On the other hand, the molar ratio of LiO ₂ , Al ₂ O ₃ and SiO ₂ was 1:1:
Ceramics with a negative coefficient of thermal expansion were produced by firing at 1400°C for 5 hours with a composition of 1.5. The linear thermal expansion coefficient of this ceramic was -60×10 ^-7 1/°C on average at 300-600°C. A mixture of this ceramic powder (average particle diameter 60 micrometers) and commercially available Pyrex glass powder (average particle diameter 60 micrometers) at a weight ratio of 4:6 was used as a sealing material.

A molded carbon container having the shape shown in FIG. 5 was prepared. The bundle of 30 porous glass tubes (outer diameter 2 mm) is inserted through the opening of the pressure member until it reaches the bottom of the molded container, and the sealing material is applied through the opening of the molded container. filled inside. Next, this molded container, the ends of the thin tube bundle, and the sealing material were heated to 900° C., held at this temperature for 10 minutes, and then a pressure member was slid from above to below to apply pressure, and then cooled. After cooling, the pressure member was removed, and an airtight partition wall penetrated by a bundle of porous glass tubes as shown in FIG. 7 was obtained.

[Brief explanation of drawings]

FIG. 1 is a sectional view of a separation membrane device in which a bundle of thin tubes is housed inside a cylindrical container, and FIG. 2 is a perspective view thereof. Further, FIGS. 3 and 4 are partial sectional views of the partition wall according to the method of the present invention.

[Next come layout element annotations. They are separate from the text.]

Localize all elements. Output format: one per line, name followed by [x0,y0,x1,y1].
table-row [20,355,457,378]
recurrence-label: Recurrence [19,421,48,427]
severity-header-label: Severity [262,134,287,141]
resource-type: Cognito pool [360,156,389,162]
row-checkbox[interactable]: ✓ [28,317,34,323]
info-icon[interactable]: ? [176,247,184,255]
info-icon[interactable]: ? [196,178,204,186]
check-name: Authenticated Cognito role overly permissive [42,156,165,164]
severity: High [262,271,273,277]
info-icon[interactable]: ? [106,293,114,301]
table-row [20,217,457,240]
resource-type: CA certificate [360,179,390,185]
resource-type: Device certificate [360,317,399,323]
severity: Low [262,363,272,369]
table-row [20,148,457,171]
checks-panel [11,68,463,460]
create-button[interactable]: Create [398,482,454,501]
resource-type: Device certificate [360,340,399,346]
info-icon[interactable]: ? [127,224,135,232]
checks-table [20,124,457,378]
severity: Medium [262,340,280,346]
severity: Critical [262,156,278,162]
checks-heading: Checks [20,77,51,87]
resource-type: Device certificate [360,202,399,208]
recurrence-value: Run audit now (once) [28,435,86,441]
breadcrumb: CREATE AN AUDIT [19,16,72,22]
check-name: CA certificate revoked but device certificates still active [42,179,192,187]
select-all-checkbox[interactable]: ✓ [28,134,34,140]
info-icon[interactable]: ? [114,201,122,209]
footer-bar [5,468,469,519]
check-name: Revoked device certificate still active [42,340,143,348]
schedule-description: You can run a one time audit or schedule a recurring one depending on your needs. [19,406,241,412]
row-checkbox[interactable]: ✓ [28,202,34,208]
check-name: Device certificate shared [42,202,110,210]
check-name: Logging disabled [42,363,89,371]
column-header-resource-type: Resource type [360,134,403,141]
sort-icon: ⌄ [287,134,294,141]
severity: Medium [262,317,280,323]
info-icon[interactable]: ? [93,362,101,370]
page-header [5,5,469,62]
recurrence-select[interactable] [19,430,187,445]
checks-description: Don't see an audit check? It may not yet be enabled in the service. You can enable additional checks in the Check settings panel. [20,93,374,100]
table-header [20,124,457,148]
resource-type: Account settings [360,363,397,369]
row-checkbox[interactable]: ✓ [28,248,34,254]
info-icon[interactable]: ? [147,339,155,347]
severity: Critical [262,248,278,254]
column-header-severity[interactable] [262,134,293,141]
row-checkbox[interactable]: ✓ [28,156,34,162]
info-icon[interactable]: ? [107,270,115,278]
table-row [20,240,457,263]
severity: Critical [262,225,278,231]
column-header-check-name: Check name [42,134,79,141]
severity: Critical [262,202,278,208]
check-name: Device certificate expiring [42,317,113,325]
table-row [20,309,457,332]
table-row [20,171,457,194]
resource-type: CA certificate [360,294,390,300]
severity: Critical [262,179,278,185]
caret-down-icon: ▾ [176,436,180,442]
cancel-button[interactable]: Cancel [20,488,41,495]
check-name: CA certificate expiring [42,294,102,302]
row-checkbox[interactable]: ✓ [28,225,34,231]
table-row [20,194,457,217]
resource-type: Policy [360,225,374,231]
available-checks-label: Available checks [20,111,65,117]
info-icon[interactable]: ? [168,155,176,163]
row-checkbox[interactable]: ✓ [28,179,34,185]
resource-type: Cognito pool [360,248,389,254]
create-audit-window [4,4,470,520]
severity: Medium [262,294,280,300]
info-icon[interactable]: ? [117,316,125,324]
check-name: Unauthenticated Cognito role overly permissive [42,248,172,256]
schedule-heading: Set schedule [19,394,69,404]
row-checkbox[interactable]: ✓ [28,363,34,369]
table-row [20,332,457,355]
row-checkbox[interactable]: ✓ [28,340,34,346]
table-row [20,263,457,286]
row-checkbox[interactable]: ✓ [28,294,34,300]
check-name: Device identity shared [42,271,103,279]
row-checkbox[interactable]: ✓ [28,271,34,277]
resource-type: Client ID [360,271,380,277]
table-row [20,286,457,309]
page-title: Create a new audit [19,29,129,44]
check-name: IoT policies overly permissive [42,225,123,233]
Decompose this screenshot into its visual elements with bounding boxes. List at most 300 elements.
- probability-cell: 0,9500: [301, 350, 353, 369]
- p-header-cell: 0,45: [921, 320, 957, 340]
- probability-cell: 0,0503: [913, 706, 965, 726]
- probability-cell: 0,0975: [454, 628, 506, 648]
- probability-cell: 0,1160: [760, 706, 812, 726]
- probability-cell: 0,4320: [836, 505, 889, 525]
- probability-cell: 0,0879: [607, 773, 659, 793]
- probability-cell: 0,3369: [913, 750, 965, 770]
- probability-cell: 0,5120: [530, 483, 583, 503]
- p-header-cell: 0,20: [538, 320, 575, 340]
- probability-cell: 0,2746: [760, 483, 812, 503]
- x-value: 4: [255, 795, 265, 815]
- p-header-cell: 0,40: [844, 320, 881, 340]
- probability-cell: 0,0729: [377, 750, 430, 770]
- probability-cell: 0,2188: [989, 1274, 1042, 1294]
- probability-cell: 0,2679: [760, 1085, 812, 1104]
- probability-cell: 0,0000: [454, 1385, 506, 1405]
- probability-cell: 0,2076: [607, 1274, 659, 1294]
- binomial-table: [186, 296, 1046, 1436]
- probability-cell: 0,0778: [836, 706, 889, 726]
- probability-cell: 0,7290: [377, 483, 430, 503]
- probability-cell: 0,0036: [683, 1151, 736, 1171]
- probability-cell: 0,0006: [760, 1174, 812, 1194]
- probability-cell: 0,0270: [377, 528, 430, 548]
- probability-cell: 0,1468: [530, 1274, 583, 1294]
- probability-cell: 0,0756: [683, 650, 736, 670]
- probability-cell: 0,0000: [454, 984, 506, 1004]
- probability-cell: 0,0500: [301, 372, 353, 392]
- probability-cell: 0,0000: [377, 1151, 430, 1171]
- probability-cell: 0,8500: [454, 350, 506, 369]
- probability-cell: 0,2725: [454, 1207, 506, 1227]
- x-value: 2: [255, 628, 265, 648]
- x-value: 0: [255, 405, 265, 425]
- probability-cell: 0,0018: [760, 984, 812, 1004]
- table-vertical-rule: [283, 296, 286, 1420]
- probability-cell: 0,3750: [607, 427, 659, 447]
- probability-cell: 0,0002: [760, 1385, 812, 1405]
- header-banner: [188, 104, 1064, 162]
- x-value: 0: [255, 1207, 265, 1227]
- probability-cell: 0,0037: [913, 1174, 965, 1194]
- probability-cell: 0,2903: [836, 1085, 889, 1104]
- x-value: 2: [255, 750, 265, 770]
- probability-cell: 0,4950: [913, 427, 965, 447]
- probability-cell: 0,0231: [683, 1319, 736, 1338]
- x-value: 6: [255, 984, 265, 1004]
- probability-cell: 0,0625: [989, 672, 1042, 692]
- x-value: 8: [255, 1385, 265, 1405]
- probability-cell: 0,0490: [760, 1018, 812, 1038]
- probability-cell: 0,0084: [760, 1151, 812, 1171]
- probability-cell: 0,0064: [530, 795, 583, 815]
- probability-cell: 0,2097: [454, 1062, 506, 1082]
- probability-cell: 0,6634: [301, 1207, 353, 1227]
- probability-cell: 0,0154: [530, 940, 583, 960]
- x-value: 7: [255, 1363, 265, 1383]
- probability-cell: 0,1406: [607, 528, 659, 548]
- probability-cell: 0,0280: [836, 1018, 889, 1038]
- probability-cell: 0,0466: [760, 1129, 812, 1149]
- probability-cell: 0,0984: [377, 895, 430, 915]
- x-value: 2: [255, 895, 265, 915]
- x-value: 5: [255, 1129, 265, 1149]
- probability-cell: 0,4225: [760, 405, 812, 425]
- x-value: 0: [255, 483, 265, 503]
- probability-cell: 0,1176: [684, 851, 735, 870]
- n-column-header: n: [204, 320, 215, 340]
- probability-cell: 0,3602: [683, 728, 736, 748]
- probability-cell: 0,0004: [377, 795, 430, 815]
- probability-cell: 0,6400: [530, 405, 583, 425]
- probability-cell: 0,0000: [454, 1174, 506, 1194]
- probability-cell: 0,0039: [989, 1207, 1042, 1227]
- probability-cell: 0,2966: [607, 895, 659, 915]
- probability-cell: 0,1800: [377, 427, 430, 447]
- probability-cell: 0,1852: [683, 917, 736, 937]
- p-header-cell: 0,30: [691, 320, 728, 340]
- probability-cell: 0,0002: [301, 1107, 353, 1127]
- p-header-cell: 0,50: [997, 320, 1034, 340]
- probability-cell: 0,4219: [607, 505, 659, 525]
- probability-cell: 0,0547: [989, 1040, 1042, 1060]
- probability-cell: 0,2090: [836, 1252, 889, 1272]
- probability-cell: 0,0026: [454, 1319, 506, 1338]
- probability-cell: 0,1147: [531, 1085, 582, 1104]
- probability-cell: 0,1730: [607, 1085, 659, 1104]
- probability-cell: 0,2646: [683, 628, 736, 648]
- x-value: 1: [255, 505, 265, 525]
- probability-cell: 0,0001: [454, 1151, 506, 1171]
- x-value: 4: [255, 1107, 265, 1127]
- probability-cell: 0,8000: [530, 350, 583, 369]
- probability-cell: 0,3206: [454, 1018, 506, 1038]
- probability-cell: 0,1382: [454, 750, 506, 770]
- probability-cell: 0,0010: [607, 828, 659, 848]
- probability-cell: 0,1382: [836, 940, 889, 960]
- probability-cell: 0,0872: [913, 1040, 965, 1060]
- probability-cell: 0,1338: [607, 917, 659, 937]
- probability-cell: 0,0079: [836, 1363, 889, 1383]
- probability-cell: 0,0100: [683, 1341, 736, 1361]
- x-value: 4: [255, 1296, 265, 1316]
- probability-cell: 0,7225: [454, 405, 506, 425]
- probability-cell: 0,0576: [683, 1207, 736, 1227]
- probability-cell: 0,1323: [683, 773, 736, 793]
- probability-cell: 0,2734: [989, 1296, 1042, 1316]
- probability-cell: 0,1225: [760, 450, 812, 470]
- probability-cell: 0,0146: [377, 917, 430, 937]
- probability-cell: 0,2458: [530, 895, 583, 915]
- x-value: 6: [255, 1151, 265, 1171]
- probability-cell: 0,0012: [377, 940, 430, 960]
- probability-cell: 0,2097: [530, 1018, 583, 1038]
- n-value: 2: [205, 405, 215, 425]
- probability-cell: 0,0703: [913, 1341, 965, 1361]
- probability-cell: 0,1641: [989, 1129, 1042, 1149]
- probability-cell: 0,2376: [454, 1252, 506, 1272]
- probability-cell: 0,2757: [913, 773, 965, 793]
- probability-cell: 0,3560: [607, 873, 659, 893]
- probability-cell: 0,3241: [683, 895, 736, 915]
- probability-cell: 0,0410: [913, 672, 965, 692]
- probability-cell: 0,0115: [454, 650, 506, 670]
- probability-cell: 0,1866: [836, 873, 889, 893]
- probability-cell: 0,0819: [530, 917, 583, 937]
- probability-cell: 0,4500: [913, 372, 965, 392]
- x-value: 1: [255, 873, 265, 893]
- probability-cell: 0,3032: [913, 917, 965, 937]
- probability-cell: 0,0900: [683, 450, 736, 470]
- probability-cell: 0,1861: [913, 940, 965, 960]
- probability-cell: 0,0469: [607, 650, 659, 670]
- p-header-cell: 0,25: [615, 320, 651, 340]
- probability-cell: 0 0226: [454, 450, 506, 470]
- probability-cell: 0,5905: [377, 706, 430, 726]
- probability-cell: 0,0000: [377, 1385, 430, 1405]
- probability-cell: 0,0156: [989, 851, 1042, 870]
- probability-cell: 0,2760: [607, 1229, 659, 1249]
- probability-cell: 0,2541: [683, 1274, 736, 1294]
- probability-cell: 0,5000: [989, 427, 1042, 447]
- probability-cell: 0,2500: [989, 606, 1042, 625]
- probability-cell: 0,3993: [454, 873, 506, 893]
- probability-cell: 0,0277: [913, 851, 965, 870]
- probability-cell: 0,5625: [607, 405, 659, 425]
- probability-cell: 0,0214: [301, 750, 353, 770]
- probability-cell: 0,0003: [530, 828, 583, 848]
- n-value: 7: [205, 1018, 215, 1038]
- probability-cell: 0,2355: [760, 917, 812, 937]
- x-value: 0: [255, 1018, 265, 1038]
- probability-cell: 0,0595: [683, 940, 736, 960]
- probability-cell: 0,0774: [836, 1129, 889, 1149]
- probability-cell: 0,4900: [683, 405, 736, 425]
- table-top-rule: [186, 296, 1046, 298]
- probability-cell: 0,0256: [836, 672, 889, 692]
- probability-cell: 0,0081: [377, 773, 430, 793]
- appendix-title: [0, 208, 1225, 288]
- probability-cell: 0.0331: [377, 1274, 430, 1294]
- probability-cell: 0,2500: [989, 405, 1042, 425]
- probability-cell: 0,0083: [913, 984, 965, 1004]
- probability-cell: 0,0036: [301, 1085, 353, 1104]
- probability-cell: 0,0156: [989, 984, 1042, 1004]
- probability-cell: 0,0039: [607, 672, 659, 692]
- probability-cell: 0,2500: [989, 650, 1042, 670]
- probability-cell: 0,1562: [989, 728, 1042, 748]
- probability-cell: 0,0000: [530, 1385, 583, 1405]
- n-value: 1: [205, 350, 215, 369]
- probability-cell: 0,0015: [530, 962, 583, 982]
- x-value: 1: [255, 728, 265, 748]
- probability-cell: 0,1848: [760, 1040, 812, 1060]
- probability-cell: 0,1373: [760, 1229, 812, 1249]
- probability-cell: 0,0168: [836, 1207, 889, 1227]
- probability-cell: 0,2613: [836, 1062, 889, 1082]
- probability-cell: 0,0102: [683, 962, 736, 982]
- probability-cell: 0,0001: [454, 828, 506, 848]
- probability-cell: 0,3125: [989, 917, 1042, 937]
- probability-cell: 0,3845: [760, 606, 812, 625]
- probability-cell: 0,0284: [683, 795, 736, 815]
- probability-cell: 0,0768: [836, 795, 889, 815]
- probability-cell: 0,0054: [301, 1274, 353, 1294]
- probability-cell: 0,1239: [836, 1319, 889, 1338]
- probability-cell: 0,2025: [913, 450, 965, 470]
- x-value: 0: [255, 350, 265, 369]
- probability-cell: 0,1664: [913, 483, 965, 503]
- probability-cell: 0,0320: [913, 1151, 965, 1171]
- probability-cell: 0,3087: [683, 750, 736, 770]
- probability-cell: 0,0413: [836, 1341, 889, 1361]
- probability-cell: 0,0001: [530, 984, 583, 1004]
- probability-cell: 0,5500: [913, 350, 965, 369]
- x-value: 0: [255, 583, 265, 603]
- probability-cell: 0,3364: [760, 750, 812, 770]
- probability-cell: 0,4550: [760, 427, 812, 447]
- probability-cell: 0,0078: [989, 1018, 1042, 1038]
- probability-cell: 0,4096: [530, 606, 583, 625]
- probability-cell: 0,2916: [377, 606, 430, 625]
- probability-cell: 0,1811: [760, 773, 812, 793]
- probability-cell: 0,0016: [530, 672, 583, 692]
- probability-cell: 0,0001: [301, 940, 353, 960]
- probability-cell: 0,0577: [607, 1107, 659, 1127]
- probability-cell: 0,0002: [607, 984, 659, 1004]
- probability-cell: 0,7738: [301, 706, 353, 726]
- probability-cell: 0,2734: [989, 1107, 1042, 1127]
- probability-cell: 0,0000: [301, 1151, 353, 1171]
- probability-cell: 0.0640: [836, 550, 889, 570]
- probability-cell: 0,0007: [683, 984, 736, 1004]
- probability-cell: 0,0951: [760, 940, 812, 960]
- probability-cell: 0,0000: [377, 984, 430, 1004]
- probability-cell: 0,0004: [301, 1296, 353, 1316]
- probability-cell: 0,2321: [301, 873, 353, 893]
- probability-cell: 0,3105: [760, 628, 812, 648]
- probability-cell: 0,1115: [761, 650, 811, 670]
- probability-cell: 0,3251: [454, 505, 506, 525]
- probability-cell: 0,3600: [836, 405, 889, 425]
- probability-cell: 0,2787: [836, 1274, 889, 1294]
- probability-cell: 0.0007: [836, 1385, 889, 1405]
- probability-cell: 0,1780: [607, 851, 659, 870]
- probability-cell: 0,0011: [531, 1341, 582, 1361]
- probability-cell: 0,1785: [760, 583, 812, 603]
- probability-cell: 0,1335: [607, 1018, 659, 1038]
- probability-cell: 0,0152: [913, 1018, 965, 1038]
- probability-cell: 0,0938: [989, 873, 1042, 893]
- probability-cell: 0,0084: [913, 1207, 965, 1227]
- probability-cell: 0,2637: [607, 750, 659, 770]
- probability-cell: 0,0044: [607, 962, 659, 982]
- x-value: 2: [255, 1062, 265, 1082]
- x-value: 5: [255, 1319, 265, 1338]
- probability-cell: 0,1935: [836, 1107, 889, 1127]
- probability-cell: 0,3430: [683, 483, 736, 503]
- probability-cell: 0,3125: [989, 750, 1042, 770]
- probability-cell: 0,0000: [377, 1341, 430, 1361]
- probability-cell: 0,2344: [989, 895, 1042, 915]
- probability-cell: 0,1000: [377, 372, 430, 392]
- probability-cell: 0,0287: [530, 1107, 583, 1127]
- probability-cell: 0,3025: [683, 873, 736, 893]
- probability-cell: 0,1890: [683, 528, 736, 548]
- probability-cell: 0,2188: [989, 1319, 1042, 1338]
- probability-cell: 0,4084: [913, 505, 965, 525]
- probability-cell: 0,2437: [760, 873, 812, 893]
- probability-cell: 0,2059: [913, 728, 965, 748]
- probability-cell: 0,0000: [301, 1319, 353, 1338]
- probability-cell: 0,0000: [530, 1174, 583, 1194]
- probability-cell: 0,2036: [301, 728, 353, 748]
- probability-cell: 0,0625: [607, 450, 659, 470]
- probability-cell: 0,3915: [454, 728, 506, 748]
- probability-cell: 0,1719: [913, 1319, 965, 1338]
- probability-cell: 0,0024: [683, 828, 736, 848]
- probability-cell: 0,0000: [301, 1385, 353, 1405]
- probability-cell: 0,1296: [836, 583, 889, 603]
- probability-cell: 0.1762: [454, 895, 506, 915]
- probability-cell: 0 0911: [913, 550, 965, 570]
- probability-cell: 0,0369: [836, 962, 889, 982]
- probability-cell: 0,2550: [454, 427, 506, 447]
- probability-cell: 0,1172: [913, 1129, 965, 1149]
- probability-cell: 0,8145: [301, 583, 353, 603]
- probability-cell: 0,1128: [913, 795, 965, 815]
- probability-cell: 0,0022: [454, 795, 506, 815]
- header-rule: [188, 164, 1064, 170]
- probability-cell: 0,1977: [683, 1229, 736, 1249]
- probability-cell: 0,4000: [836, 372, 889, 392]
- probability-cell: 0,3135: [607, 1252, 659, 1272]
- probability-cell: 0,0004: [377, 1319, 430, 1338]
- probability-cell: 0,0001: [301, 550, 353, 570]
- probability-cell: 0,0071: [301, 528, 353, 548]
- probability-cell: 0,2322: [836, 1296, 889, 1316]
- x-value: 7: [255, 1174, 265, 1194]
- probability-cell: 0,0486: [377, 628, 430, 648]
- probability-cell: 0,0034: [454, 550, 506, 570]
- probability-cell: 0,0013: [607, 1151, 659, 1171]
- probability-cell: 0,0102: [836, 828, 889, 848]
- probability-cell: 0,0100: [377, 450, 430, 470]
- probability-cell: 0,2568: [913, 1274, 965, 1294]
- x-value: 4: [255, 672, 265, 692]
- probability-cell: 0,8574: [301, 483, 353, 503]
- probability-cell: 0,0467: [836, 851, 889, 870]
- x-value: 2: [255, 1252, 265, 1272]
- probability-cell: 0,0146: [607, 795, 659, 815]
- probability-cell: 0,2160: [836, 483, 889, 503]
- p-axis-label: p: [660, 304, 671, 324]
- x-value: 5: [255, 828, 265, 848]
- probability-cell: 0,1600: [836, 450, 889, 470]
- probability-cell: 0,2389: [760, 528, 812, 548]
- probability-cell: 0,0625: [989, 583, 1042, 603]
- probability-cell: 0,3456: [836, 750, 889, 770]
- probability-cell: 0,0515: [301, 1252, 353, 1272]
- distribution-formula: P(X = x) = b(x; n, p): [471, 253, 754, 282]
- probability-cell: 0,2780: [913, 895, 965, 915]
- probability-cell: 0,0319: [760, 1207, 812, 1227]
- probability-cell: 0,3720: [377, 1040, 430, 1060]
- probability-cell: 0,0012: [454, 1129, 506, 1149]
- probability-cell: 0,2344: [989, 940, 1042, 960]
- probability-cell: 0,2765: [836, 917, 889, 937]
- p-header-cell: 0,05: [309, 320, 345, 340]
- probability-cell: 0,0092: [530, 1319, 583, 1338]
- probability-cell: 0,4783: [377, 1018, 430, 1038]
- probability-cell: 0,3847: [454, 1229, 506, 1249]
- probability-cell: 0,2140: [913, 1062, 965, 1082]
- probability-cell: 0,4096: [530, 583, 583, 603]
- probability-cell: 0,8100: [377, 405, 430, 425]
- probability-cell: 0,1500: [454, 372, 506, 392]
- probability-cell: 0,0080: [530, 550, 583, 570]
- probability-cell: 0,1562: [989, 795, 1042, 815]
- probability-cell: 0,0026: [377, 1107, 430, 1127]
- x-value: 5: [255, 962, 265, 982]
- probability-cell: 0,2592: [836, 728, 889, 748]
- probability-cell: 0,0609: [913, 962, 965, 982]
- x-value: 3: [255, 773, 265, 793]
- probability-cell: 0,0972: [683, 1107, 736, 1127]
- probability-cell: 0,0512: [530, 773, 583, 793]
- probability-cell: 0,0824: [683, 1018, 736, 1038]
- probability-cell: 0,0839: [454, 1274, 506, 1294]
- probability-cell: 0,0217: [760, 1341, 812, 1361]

Furthermore, Figures 5 and 6
The figures are for explaining the end sealing method of the present invention, and FIG. 7 is a perspective view of a partition wall manufactured by the method of FIGS. 5 and 6. 5, 6; Partition wall, 21; Reaction container, 22; Tube bundle, 23; Opening, 24; Pressure member, 25; Sealing material.

Claims (1)

[Claims] 1. The end of a tubule bundle consisting of a large number of tubules is made of glass,
For sealing with a sealing material made of ceramics or a mixture thereof, a molded container with an open top surface and a pressure member that has an opening that can penetrate the thin tube bundle and can slide along the wall of the molded container. , the thin tube bundle is passed through the opening of the pressure member and placed at a position reaching the bottom of the molded container, and the sealing material is placed around the thin tube bundle, and heated and the molded container of the pressure member is heated. A method for sealing the end of a thin tube bundle, which is characterized by pressurizing the sealing material by sliding it toward the bottom and sintering it. 2 In claim 1, the tube bundle is made of porous glass tubes, and the sealing material is a mixture of ceramics with a negative coefficient of thermal expansion and an inorganic composite with a softening point of 1000°C or less. End sealing method for tube bundles. 3. A method for sealing the ends of a capillary bundle according to claim 1, which uses an air-permeable mesh and/or sackcloth together with a pressure member.